Tropes. Some you have to love. The mystery and romance genres run on tropes, in fact. Closed-door murders. Enemies-to-lovers. On and on the lists go for those genres. But some tropes I wish would jump off of a cliff into a deep, intense fire to never be seen again. One of those tropes is using computers as magic.

a computer screen showing lines of code
Photo by Ilya Pavlov on Unsplash

What do I mean by using computers as magic? I see this most often in thrillers, particularly involving vigilantes or police. There’s been a murder. Ack! We have to catch the killer! Do we canvas the streets to talk to people? Do we interrogate potential witnesses and look for obscure clues? Nah. We have computers. We’re going to spend a few pages on some tech-wizard looking through security camera footage. We’re going to use facial recognition, unreasonable zoom, and hack into cell phones. Now we’ve found our culprit, and we’re on the trail.

Admittedly, I see this most in television. With only 40-odd minutes to tell a story, computers are a way to move quickly from the discovery of a crime to chasing the villain. My wife and I turned on the TV to a random episode of The Equalizer, and there was a hacker helping Queen Latifah find a young man. They were bypassing firewalls protecting CCTV networks, cell phone towers, and so on. As much as I loved Felicity in Arrow, half of her character was just functioning as a computer wizard.

Books do this, too, of course. Most modern thrillers and detective stories are guilty to at least some degree. The Jack Ryan or Bourne series come to mind. Comic books, in particular, are egregious. While Arrow’s Felicity appeared in comics first, she was a very different character. The TV adaptation of her is much more like Oracle from the Batman family. She sits behind a computer, hacking into various systems and keeping the family members in communication while they’re out on the streets, punching their way through villains. The X-Men, Avengers, and Justice League all rely heavily on computers doing unrealistic things to move the story along. But again, they only have 22 pages to tell a story.

image of Barbara Gordon as Oracle

I get it in some ways. Computers have radically changed how those in law enforcement do their jobs. Cities like London really are canvassed with CCTV cameras. Facial recognition is getting better all the time. The issue I take is that these shortcuts feel less like plausible technology and more like magical storytelling shortcuts. Look at a period piece like Devil in a Blue Dress by Walter Mosely. Set in Los Angeles just after World War II, there are no computers to use. No CCTV. No cell phones. No Internet. Easy Rawlins has to head out into the city and talk to people.

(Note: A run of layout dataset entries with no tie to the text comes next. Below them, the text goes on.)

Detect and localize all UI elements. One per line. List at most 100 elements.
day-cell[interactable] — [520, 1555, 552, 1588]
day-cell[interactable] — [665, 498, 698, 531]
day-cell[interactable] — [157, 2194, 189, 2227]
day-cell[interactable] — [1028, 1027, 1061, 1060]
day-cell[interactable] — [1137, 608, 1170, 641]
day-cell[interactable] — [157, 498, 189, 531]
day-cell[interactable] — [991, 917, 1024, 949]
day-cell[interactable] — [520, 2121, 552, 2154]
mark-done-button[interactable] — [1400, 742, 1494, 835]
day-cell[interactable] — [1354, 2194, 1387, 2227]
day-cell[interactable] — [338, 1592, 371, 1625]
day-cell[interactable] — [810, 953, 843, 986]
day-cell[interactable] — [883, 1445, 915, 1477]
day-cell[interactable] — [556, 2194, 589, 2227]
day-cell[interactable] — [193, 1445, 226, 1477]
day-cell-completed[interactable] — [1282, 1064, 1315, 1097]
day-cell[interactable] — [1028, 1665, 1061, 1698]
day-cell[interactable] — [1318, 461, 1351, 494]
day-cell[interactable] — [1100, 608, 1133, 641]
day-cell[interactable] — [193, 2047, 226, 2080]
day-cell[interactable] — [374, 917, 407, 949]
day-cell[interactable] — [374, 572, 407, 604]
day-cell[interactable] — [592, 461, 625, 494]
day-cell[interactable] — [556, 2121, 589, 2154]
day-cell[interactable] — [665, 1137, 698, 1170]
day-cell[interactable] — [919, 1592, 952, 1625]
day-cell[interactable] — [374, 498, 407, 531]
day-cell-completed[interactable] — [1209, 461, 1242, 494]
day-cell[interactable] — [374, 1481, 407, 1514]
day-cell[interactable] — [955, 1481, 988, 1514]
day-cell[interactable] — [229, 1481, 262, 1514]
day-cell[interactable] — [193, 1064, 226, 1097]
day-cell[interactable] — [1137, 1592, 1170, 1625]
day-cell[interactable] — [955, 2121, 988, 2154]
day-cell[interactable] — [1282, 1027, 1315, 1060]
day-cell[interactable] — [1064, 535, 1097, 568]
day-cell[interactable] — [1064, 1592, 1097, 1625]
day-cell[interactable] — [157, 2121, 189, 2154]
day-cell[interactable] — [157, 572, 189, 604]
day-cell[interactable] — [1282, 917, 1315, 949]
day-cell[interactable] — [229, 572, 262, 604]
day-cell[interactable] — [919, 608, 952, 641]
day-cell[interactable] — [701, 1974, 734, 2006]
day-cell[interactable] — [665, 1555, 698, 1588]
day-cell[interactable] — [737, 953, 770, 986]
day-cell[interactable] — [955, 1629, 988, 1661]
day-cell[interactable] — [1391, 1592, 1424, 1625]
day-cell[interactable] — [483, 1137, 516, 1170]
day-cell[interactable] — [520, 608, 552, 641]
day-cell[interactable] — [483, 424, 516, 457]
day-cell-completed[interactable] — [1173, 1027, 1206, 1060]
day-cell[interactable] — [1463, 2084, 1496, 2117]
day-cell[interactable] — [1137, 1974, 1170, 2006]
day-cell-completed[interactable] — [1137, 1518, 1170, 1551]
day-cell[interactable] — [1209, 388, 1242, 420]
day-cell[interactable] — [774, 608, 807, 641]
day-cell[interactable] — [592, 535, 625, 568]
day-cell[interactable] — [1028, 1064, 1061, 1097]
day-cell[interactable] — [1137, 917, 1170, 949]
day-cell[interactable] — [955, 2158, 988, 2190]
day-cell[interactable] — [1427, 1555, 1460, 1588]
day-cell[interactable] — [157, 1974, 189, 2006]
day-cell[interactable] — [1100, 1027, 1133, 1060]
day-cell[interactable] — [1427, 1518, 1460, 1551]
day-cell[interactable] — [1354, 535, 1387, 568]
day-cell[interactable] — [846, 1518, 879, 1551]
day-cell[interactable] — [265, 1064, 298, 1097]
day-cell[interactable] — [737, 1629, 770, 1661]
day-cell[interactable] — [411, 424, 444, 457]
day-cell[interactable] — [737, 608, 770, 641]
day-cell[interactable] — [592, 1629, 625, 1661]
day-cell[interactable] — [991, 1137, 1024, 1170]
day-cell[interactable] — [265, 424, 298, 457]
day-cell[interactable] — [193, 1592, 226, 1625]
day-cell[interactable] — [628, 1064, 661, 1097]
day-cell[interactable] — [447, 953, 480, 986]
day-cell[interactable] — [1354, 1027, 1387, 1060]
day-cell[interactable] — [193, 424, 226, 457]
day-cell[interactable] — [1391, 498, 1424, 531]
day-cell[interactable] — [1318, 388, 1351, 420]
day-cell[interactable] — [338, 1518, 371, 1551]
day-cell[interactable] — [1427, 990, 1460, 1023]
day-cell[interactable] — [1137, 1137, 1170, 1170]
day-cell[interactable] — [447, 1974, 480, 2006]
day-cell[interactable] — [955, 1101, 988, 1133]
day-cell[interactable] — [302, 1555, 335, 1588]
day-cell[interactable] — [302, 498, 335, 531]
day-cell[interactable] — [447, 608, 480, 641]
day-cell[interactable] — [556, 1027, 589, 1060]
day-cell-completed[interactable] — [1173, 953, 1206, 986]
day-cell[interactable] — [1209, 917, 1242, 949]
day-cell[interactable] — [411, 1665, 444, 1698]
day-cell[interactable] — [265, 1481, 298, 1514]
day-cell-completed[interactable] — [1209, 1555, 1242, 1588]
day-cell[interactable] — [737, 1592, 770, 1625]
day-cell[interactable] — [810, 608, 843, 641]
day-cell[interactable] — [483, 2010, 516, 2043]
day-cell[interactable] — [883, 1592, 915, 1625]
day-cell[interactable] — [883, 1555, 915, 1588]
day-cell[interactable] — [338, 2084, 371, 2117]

You may be thinking that I sound like an old man screaming at the sky. Why is this older method better? Why not use every tool available? My answer is simple: books are about characters.

I don’t just mean the hero of a particular story or even the villain. I mean all of the people who inhabit a world. The intrigue of a good mystery is partly wrapped up in the entire cast of characters. Every time Easy Rawlins knocks on a door, he’s about to interact with a person, a character. That person has their own story, their own view of the events, and their own reasons for disclosing what they know or lying through their teeth.

Each one of these people complicates the story. Our hero has to know how to deal with different people, how to sift through their stories, how to overcome their gatekeepers. The route from incident to resolution isn’t a straight line but a web of truth, lies, and shades of gray. And each of the people that our hero interacts with also tells us something about our hero. Compelling stories are built from more conversations, not fewer.

TV, fine. Keep doing the computers-as-magic thing. I’m not a fan, but when you only have so much time to tell your story, you need every shortcut you can find. Novelists, let’s stop that stuff. Keep the computers within reasonable limitations. Even if the story is sci-fi, invent some brilliant ways the villain can work around them. Make things harder for the protagonist, not easier. You have the pages, so just take the time to tell the story in the best way possible, not the easiest.